Par contre, nous craignons un appel du Parquet qui a requis six ans pour le vendeur de langoustes, huit ans pour Youssouf Mohamed Hamed, et ensuite de treize à quinze pour l’un et de quatorze à seize pour les autres. Le parquet a dix jours. Si la hiérarchie de l’avocate générale décide de faire appel, nous le saurons rapidement.

Avec remise de peine automatique, Youssouf Mohamed Hamed pourrait être libérable dans quelques mois. Si le parquet fait appel, les remises de peine automatiques sont suspendues. Nous ne serons jamais audiencé pour l’appel avant la fin des peines, nous ferons donc une demande de mise en liberté.

JMM: YOUSSOUF MOHAMED HAMED A PRÉVU CE QU’IL FERAIT LORS DE SA LIBÉRATION?

R.L.: Il voudra peut-être rester en France pour travailler et envoyer de l’argent en Somalie. Pour cela, nous aurons des démarches à entreprendre qui seront extrêmement difficiles.

JMM: VOUS AVEZ DÉFENDU UN PIRATE DU CARRÉ-D’AS ET VOUS ÊTES AUSSI DANS LE CAMP DE LA DÉFENSE D’UN SUPPOSÉ PIRATE CAPTURÉ LORS DE LA PRISE DU VOILIER LE PONANT. LES FAITS SONT IDENTIQUES?

R.L.: Dans le cadre du Ponant, le cas est différent car les accusés sont interpellés sur la terre ferme. Dans le cadre de la procédure du Carré-d’As, la gendarmerie a déclaré ne pas pouvoir aller à terre. Ils sont six accusés somaliens à avoir été interpellé à terre pour le Ponant. Un seul se dit pirate, les autres disent tous qu’ils n’ont pas mis les pieds sur le navire. Il n’est jamais monté sur le navire, il n’a eu aucune fonction.

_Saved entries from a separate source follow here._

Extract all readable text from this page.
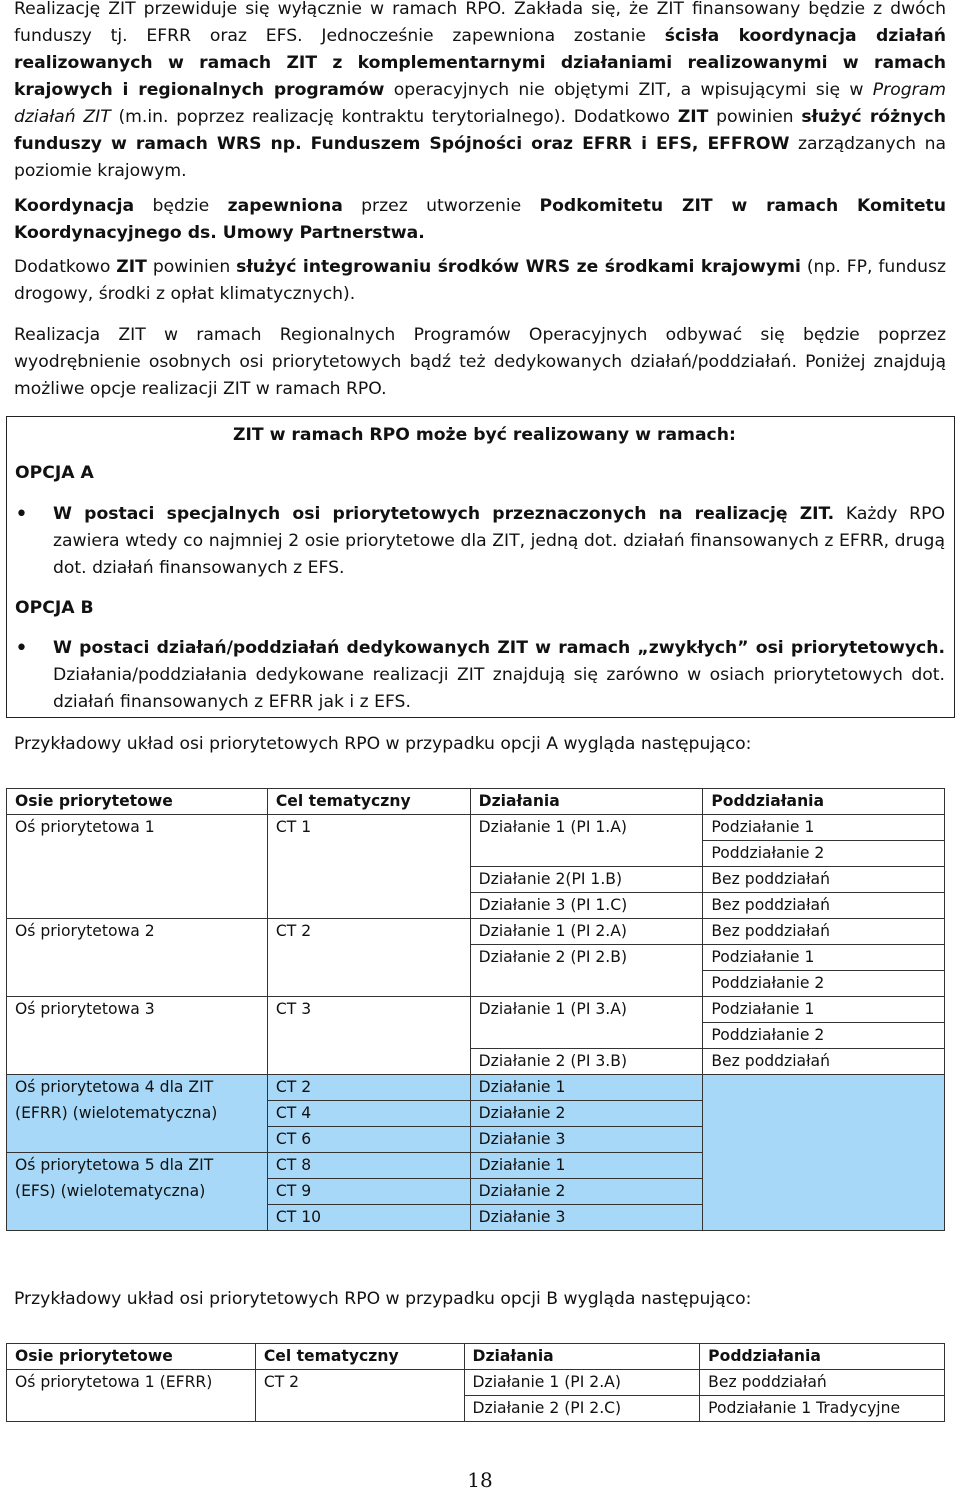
Realizację ZIT przewiduje się wyłącznie w ramach RPO. Zakłada się, że ZIT finansowany będzie z dwóch funduszy tj. EFRR oraz EFS. Jednocześnie zapewniona zostanie ścisła koordynacja działań realizowanych w ramach ZIT z komplementarnymi działaniami realizowanymi w ramach krajowych i regionalnych programów operacyjnych nie objętymi ZIT, a wpisującymi się w Program działań ZIT (m.in. poprzez realizację kontraktu terytorialnego). Dodatkowo ZIT powinien służyć różnych funduszy w ramach WRS np. Funduszem Spójności oraz EFRR i EFS, EFFROW zarządzanych na poziomie krajowym.

Koordynacja będzie zapewniona przez utworzenie Podkomitetu ZIT w ramach Komitetu Koordynacyjnego ds. Umowy Partnerstwa.

Dodatkowo ZIT powinien służyć integrowaniu środków WRS ze środkami krajowymi (np. FP, fundusz drogowy, środki z opłat klimatycznych).

Realizacja ZIT w ramach Regionalnych Programów Operacyjnych odbywać się będzie poprzez wyodrębnienie osobnych osi priorytetowych bądź też dedykowanych działań/poddziałań. Poniżej znajdują możliwe opcje realizacji ZIT w ramach RPO.

ZIT w ramach RPO może być realizowany w ramach:
OPCJA A
• W postaci specjalnych osi priorytetowych przeznaczonych na realizację ZIT. Każdy RPO zawiera wtedy co najmniej 2 osie priorytetowe dla ZIT, jedną dot. działań finansowanych z EFRR, drugą dot. działań finansowanych z EFS.
OPCJA B
• W postaci działań/poddziałań dedykowanych ZIT w ramach „zwykłych” osi priorytetowych. Działania/poddziałania dedykowane realizacji ZIT znajdują się zarówno w osiach priorytetowych dot. działań finansowanych z EFRR jak i z EFS.
Przykładowy układ osi priorytetowych RPO w przypadku opcji A wygląda następująco:
Osie priorytetowe	Cel tematyczny	Działania	Poddziałania
Oś priorytetowa 1	CT 1	Działanie 1 (PI 1.A)	Podziałanie 1
			Poddziałanie 2
		Działanie 2(PI 1.B)	Bez poddziałań
		Działanie 3 (PI 1.C)	Bez poddziałań
Oś priorytetowa 2	CT 2	Działanie 1 (PI 2.A)	Bez poddziałań
		Działanie 2 (PI 2.B)	Podziałanie 1
			Poddziałanie 2
Oś priorytetowa 3	CT 3	Działanie 1 (PI 3.A)	Podziałanie 1
			Poddziałanie 2
		Działanie 2 (PI 3.B)	Bez poddziałań
Oś priorytetowa 4 dla ZIT	CT 2	Działanie 1	
(EFRR) (wielotematyczna)	CT 4	Działanie 2	
	CT 6	Działanie 3	
Oś priorytetowa 5 dla ZIT	CT 8	Działanie 1	
(EFS) (wielotematyczna)	CT 9	Działanie 2	
	CT 10	Działanie 3	
Przykładowy układ osi priorytetowych RPO w przypadku opcji B wygląda następująco:
Osie priorytetowe	Cel tematyczny	Działania	Poddziałania
Oś priorytetowa 1 (EFRR)	CT 2	Działanie 1 (PI 2.A)	Bez poddziałań
		Działanie 2 (PI 2.C)	Podziałanie 1 Tradycyjne
18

Pour l’affaire du Ponant, nous avons les mêmes qualifications que celles du Carré-d’As. La différence tient surtout à la médiatisation qui a été faite autour de ces faits de piraterie. De plus, il y a 22 parties civiles et le groupe CMA CGM.

– Le2 septembre 2008, le Carré-d’As est pris d’assaut dans le golfe d’Aden. À son bord, un couple de Fran çais est pris en otage par des pirates somaliens. Les assaillants ramènent le bateau vers la côte et réclament d’abord quatre, puis deux millions de dollars pour la vie des otages. Jean-Yves Delanne et son épouse Bernadette, sont retenus prisonniers dix jours avant qu’une opération militaire les libère.